Tonight, there were five dances all told, all in praise of Krishna.  Each dance, introduced by Rama Vaidyanathan herself, took as its subject an incident from Krishna’s life.

The dancing was very fine indeed: graceful, expressive and jaunty too, when the singing and percussion took on that rat-a-tat-tat quality (perhaps this is not the correct technical term?) and the rhythm became so much more emphatic.  As for the four musicians and singers, their accomplished playing added colour and shading to the consummate dancing of the wonderful Rama Vaidyanathan.

Future Milapfest events can be seen here.

David McAlmont @ The Lowry

February 21, 2011

David McAlmont
The Lowry, 17 February 2011

On a previous visit to Manchester, David McAlmont performed a bunch of Harold Arlen songs.  In this terrific concert, he delivered a set of songs taken from his own extraordinary career.

We got ‘Yes’, ‘Lose My Faith’, a fair few other hits and a couple of numbers associated with Shirley Bassey; there were also some less well-known and new songs here.

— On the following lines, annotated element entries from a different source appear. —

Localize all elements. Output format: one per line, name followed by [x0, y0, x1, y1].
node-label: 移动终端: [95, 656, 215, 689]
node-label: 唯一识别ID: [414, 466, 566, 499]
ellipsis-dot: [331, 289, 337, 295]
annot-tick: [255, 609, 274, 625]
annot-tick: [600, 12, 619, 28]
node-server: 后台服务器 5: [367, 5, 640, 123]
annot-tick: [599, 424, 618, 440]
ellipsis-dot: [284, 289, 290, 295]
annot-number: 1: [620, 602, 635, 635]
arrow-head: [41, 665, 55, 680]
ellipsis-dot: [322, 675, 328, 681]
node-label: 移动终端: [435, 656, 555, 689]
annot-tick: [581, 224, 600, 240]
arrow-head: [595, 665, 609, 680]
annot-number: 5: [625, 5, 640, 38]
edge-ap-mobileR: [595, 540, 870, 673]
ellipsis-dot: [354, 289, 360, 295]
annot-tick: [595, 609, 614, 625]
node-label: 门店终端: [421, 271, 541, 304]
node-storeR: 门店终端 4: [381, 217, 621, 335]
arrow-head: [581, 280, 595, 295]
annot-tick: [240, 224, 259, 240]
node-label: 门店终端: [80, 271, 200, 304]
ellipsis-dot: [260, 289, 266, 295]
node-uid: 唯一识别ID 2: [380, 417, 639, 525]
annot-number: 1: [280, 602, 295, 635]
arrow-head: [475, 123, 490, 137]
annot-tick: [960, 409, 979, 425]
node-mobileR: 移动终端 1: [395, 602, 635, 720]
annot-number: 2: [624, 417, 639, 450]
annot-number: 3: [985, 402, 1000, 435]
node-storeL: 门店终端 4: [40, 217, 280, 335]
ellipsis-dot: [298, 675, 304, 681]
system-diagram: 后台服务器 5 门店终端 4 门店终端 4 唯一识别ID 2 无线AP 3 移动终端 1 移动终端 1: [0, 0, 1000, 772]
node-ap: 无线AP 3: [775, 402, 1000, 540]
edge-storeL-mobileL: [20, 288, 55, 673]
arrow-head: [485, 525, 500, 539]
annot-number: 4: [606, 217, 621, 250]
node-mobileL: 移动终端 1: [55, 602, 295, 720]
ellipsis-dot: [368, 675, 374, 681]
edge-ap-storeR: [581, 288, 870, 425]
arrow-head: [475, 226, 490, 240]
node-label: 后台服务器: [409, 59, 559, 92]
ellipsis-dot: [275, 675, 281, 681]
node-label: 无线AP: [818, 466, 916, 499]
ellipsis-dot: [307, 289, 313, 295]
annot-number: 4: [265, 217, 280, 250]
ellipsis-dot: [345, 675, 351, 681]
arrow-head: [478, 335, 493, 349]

David’s banter between songs revealed un homme tout rond: a man humorous, proud, self-accepting and a smidgeon divaesque.  Clearly, he is in a happy and good place at the minute.

And his voice is in good shape too, as fine as it’s ever been on this hearing.

When he performed some of the more rhythmic, driving songs, one wondered what he’d have become if he’d have embraced Little Richard as a model rather than Shirley or Dionne Warwick, say.  Although that’s likely a pointless, ‘The Jolly Corner’, kind of question.  A Jagger–like stagecraft was present here, at any rate.

To paraphrase the strapline of a current ad. campaign, Even Angels Would Fall to possess a voice like David’s.  And they’d likely want to exchange their wings for his wonderful feather boa as well.